Os automóveis dos Beatles

Foi há 50 anos que o mais famoso quarteto musical lançou Sgt. Pepper’s Lonely Heart Club Band, o seu mais icónico álbum. Liverpool prepara-se para celebrar em grande a efeméride, com um fantástico festival de artes. Decidimos aproveitar a ocasião para revelar uma faceta menos conhecida dos Beatles que, como bons ingleses, adoravam automóveis. Aqui ficam alguns dos seus preferidos.

John Lennon gostava de automóveis grandes. Do Rolls Royce Phantom V com uma decoração psicadélica, ao Mercedes-Benz 600 branco. Mas também adorava o seu Mercedes-Benz 300 TD, para as viagens em família.

Todavia, o seu primeiro automóvel, adquirido alguns dias depois de tirar a carta, em 1965, foi um Ferrari 330 GT 2+2 azul, que comprou então por 6500 libras esterlinas. Um começo que não era para todos. O belo Ferrari foi vendido em 2013, por 360 000 libras.

Também em 1965 comprou um Mercedes-Benz 230 SL, que foi vendido em 2017 por quase meio milhão de dólares.

Antes do Mercedes-Benz W123 300 TD, Lennon utilizou um Austin Maxi e uma enorme Station Chrysler Town & Country verde de 1972, inicialmente adquirida pela Apple Records e utilizada por Lennon e Yoko Ono nas suas viagens nos EUA. estava equipada com leitor de cassetes de oito faixas e altifalantes nas costas dos bancos dianteiros.
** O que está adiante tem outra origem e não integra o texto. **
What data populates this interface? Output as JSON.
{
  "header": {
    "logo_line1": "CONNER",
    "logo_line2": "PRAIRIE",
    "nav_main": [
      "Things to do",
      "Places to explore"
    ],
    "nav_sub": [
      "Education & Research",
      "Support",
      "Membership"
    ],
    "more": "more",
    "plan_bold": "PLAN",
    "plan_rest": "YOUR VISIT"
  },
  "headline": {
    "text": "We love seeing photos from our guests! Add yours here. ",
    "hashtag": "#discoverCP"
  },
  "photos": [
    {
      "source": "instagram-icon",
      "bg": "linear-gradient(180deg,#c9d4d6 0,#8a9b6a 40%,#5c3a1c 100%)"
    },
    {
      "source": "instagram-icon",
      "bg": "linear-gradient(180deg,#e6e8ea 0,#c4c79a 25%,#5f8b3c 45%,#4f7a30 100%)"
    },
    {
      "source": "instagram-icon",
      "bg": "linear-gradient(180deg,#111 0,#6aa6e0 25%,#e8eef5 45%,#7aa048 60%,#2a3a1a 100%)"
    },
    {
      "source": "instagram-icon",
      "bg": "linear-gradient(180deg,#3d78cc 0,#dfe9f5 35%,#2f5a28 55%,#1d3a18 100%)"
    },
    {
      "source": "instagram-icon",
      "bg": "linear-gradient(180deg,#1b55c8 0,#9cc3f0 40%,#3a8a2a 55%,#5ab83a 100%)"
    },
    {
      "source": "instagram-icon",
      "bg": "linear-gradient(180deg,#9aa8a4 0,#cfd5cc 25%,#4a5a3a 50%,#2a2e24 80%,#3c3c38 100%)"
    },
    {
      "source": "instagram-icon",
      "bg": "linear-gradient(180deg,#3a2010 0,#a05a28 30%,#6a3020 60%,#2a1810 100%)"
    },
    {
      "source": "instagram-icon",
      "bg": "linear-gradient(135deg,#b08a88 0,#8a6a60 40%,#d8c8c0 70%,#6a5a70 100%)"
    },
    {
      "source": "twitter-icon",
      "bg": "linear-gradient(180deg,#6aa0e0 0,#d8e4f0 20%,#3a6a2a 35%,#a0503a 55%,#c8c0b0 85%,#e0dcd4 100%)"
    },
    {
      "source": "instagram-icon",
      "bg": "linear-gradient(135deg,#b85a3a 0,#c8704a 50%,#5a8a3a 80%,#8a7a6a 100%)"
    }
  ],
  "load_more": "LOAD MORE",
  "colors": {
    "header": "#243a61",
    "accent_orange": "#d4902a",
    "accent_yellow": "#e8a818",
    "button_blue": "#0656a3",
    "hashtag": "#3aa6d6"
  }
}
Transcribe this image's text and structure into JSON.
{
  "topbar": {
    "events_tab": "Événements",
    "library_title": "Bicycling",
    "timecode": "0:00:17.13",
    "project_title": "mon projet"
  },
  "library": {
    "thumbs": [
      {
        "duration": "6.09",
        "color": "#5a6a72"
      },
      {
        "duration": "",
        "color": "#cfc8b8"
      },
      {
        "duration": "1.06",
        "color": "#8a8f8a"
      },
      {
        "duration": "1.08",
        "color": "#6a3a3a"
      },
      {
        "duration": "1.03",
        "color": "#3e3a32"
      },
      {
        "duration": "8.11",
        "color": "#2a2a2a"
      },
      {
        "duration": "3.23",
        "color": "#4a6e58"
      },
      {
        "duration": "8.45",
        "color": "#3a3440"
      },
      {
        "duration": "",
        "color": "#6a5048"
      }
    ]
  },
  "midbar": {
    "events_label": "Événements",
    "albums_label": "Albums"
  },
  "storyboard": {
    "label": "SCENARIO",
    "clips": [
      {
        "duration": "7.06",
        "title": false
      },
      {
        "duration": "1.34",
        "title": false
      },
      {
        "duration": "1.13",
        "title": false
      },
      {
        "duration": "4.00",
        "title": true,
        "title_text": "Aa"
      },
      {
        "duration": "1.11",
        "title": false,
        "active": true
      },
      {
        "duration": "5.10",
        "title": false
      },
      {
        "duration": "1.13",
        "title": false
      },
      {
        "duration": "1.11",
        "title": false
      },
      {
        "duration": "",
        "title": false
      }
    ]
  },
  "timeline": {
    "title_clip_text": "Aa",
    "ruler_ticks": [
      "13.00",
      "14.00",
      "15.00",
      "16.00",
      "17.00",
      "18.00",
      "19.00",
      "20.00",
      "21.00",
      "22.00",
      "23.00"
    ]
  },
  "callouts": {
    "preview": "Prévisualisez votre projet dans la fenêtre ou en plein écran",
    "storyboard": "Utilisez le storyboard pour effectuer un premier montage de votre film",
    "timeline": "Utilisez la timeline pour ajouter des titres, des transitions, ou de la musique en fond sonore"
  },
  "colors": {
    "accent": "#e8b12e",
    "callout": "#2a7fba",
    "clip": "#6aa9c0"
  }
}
Em 1971, já depois da separação dos Beatles, Lennon comprou um carro funerário com base no Austin Princess. No interior colocou duas filas de bancos de avião. Aparece diversas vezes no filme Imagine e a sua matrícula americana é: EMAJIN. Foi vendido em 2016, por quase 160 000 dólares.

Outra escolha estranha de John Lennon foram os Iso, de produção italiana mas com mecânica americana. Consta que teve um Rivolta e vários – possivelmente três – Iso Fidea!

Mas aparece também muito contente ao volante de um modesto Triumph Herald! Enfim, excentricidades dos génios… John Lennon foi assassinado à porta do seu prédio em 1981.

Paul McCartney foi talvez o mais moderado dos Beatles, no que diz respeito a automóveis. Teve um Mini Radford, como quase todos os outros, uma espécie de Mini de alta costura, com interior de luxo. O seu tinha mecânica de Cooper S 1275 e foi-lhe entregue em 1965.

Teve dois Aston Martin, um DB5 e um DB6, ambos coupé e um Lamborghini 400 GT. Foi visto em férias de família a conduzir um Mini Moke e aparece também junto de um Land Rover.

Mini Moke. Ainda mantém o seu Chevrolet Corvette C5 descapotável azul de 2005, mas utiliza no quotidiano um Lexus LS 600h. Há que defender o ambiente, mas sem baixar muito o nível…

George Harrison, era o “Petrolhead” da banda. O seu primeiro automóvel foi um Ford Anglia de 1955. Mas, quando veio o sucesso, o brilhante mas discreto Harrisson, teve uma sucessão fantástica de boas máquinas. Jaguar E coupé, Aston Martin DB5, Ferrari 365 GTC, Dino 246 GTS. Teve vários Mercedes-Benz preparados pela AMG e alguns Porsche 911, 930 Turbo e 928 S. Em 1994, comprou um McLaren F1, que, segundo apuramos, a família ainda mantém.

O seu Mini Cooper S de 1966 foi pintado para fazer conjunto com o Rolls Royce de John Lennon e que apareceu no filme “Magical Mistery Tour”. Em 2009, a MINI produziu um Cooper S com uma decoração inspirada no original. Este exemplar único foi leiloado e a receita reverteu para a fundação Material World, que Harrison fundou em 1973. George Harrison morreu em 2001.

A personalidade exuberante de Ringo Starr é mais bem representada pelo Chevrolet Bel Air de 1957 que mandou personalizar com labaredas e escape lateral. Mas o seu primeiro automóvel foi um modesto Standard Vanguard Van. Depois teve um Ford Zephir, um Mini Cooper Radford De Ville, um belíssimo Facel Vega de 1965, um Ford Mustang de 1968. O seu Mercedes-Benz 190E personalizado mora no Museu da marca alemã, em Estugarda.